Küçük Yaş Çocukları Konuşmaya Teşvik Etmenin En İyi 10 Yöntemi

Bu yazı neler içeriyor?
Bu yazının içerisinde kolayca gezinmek için konu başlıklarına göz atın.

Öncelikle bir şeyi açıklığa kavuşturalım: Çocuklarımızı konuşmaya teşvik etmek, onları mümkün olduğunca çok kelimeye maruz bırakmak için sürekli onlarla sohbet etmek demek değildir. Açıkçası “gevezelik etmek” için “gevezelik eden” birinden daha itici bir şey düşünebiliyor musunuz?

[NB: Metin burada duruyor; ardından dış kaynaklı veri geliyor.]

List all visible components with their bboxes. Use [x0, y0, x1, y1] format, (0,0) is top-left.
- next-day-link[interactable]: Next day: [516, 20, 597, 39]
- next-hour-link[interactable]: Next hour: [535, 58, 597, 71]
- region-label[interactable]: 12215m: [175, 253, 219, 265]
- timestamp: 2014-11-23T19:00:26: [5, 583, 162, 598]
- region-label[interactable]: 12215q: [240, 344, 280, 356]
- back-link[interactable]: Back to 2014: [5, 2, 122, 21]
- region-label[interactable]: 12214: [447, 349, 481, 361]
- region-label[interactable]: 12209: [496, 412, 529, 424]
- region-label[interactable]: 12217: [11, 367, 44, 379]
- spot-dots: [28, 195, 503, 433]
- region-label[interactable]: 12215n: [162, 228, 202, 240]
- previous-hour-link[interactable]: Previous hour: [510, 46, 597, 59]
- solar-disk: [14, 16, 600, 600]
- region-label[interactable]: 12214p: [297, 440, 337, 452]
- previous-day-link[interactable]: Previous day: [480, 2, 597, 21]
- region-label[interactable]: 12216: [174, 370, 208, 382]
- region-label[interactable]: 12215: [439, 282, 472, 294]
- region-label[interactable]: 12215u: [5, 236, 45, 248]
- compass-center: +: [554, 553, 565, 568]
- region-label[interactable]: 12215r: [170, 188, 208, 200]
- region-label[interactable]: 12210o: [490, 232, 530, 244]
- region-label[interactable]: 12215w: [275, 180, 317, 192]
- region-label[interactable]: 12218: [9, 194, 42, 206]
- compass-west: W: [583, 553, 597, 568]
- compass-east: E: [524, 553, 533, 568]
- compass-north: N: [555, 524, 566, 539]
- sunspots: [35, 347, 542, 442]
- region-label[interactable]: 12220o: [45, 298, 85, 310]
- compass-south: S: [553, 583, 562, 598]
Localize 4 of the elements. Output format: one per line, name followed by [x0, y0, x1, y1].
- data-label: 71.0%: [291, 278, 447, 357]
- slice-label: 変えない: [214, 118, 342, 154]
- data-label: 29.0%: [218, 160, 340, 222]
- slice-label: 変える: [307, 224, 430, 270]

Bu durumda “mecburi dinleyiciler” olan sevimli bebeklerimiz bile bizi duymazdan gelecektir çünkü susmamızı istediklerinde bunu dillendiremezler. Her ne kadar becerilerini sağlıklı bir şekilde geliştirmek için çok fazla kelime duymaları gerektiği doğru olsa da konuşmaya teşvik etmek, kullandığımız kelimelerin niceliği ve niteliği ile ilgilidir.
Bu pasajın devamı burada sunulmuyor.